Authoritative and Clear

“I wish I could read the Bible, but I just don’t know how.”

“The Bible is such a difficult book to understand. I just don’t know what it means.”

“It’s such a big book that I don’t know where to start, and I’ll never learn it all.”

I’ve heard many different variations of this, and I don’t think they’re excuses for laziness. They come from people who want to read and understand the Bible, but they’re intimidated. They’ve been given the impression that the Bible is a book reserved for the clergy, or at least the highly educated. But it’s not true. Sure, there are parts that puzzle all of us, but most of it is really quite easy to understand. So if you’re still looking for a New Year’s resolution, make it to read the Bible this year. Or if that’s too big of a task, make it to read the New Testament. It will take some work, but it if you can read this article, you can read the Bible.

Most of the Bible is really quite straightforward. Most of it is simple to understand. The first step in interpreting the Bible is simply to ask, “What does it say?” Because what it says is what it means. Understand that some parts are poetic and metaphorical, but most of it is simply historical. For example, when it says, “In the beginning, God created the heavens and the earth” (Gen. 1:1), what does that mean? It means that in the beginning, God created the heavens and the earth. It means what it says. When you read through the historical parts of the Bible, don’t look for the meaning behind the text. The text is the meaning. Reading the Bible is just like reading any other book. When you read the historical sections, read them as history. When you read the poetic sections, read them as poetry. When you read the letters (a.k.a., epistles), read them as letters. Know what kind of literature you are reading, and read it accordingly. And remember, it means what it says. You don’t have to get behind the text. God gave us his Word because he wants to be known. He’s not hiding behind the text.

I recommend starting with historical narratives. If you want to read the Old Testament, start with Genesis. If you want to read the New Testament, start with Matthew or, if you’ve already read Matthew, start with any of the other gospels. This year many of the sermons will be from Mark (which is also the shortest of the gospels) so it might be helpful to start there. And just read the book straight through. In lectures or Bible studies, a leader might quote verse after verse from various different places, but nobody reads books that way. Nobody reads Oliver Twist by starting at page 143 and then going to pages 47, 200, 33, 1, 25 and 162, so don’t read the Bible that way. No wonder people get confused. Just take a book and read it. It’s that simple.

And as you read the Bible, let it do what books do. Let the Bible do its own character development. As you read it, the Author will teach you about its main character—God. You will learn of the Creator who loved his creation unconditionally, even to the extent that he sent his only Son to redeem it.

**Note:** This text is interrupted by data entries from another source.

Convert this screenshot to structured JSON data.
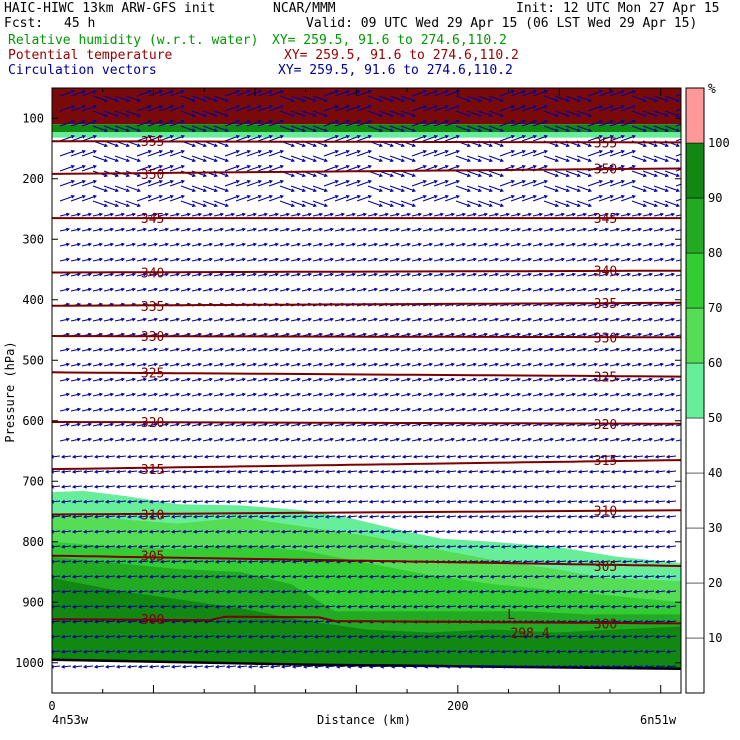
{
  "header": {
    "model": "HAIC-HIWC 13km ARW-GFS init",
    "center": "NCAR/MMM",
    "init": "Init: 12 UTC Mon 27 Apr 15",
    "fcst_label": "Fcst:",
    "fcst_value": "45 h",
    "valid": "Valid: 09 UTC Wed 29 Apr 15 (06 LST Wed 29 Apr 15)",
    "fields": [
      {
        "name": "Relative humidity (w.r.t. water)",
        "xy": "XY= 259.5, 91.6 to 274.6,110.2",
        "color": "#009900"
      },
      {
        "name": "Potential temperature",
        "xy": "XY= 259.5, 91.6 to 274.6,110.2",
        "color": "#990000"
      },
      {
        "name": "Circulation vectors",
        "xy": "XY= 259.5, 91.6 to 274.6,110.2",
        "color": "#000099"
      }
    ]
  },
  "chart_data": {
    "type": "cross-section",
    "ylabel": "Pressure (hPa)",
    "xlabel": "Distance (km)",
    "x_left_label": "4n53w",
    "x_right_label": "6n51w",
    "xlim": [
      0,
      310
    ],
    "ylim": [
      1050,
      50
    ],
    "xticks": [
      0,
      200
    ],
    "yticks": [
      100,
      200,
      300,
      400,
      500,
      600,
      700,
      800,
      900,
      1000
    ],
    "colorbar": {
      "unit": "%",
      "levels": [
        10,
        20,
        30,
        40,
        50,
        60,
        70,
        80,
        90,
        100
      ],
      "colors": [
        "#ffffff",
        "#ffffff",
        "#ffffff",
        "#ffffff",
        "#ffffff",
        "#66ee99",
        "#55dd55",
        "#33cc33",
        "#22aa22",
        "#118811",
        "#ff9999"
      ]
    },
    "theta_contours": [
      {
        "value": 355,
        "label": "355",
        "p_left": 138,
        "p_right": 140
      },
      {
        "value": 350,
        "label": "350",
        "p_left": 192,
        "p_right": 183
      },
      {
        "value": 345,
        "label": "345",
        "p_left": 265,
        "p_right": 265
      },
      {
        "value": 340,
        "label": "340",
        "p_left": 355,
        "p_right": 352
      },
      {
        "value": 335,
        "label": "335",
        "p_left": 410,
        "p_right": 405
      },
      {
        "value": 330,
        "label": "330",
        "p_left": 460,
        "p_right": 462
      },
      {
        "value": 325,
        "label": "325",
        "p_left": 520,
        "p_right": 527
      },
      {
        "value": 320,
        "label": "320",
        "p_left": 602,
        "p_right": 605
      },
      {
        "value": 315,
        "label": "315",
        "p_left": 680,
        "p_right": 665
      },
      {
        "value": 310,
        "label": "310",
        "p_left": 755,
        "p_right": 748
      },
      {
        "value": 305,
        "label": "305",
        "p_left": 823,
        "p_right": 840
      },
      {
        "value": 300,
        "label": "300",
        "p_left": 928,
        "p_right": 935
      }
    ],
    "low_label": "L",
    "low_value": "298.4",
    "surface_pressure": {
      "left": 995,
      "right": 1010
    }
  }
}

I’ll admit there are some challenges. Since the Bible is such a big book, it will help to keep the overarching story in mind, so try reciting the Apostles’ Creed before and maybe even after your reading. It will help you keep the big picture in view. And you are going to have questions. It’s bound to happen. So ask your pastor. He may not have all the answers (even if he likes to think he does), but he really likes talking about the Bible. It also helps to have a good study Bible, like The Lutheran Study Bible from Concordia Publishing House. You don’t have to read all the notes, but when you have a question, the answer is probably there for you.

The Bible is a book for you. It tells you of the God who created you, redeemed you, and will keep you in his grace during this life and the next. May you be blessed in your reading of it.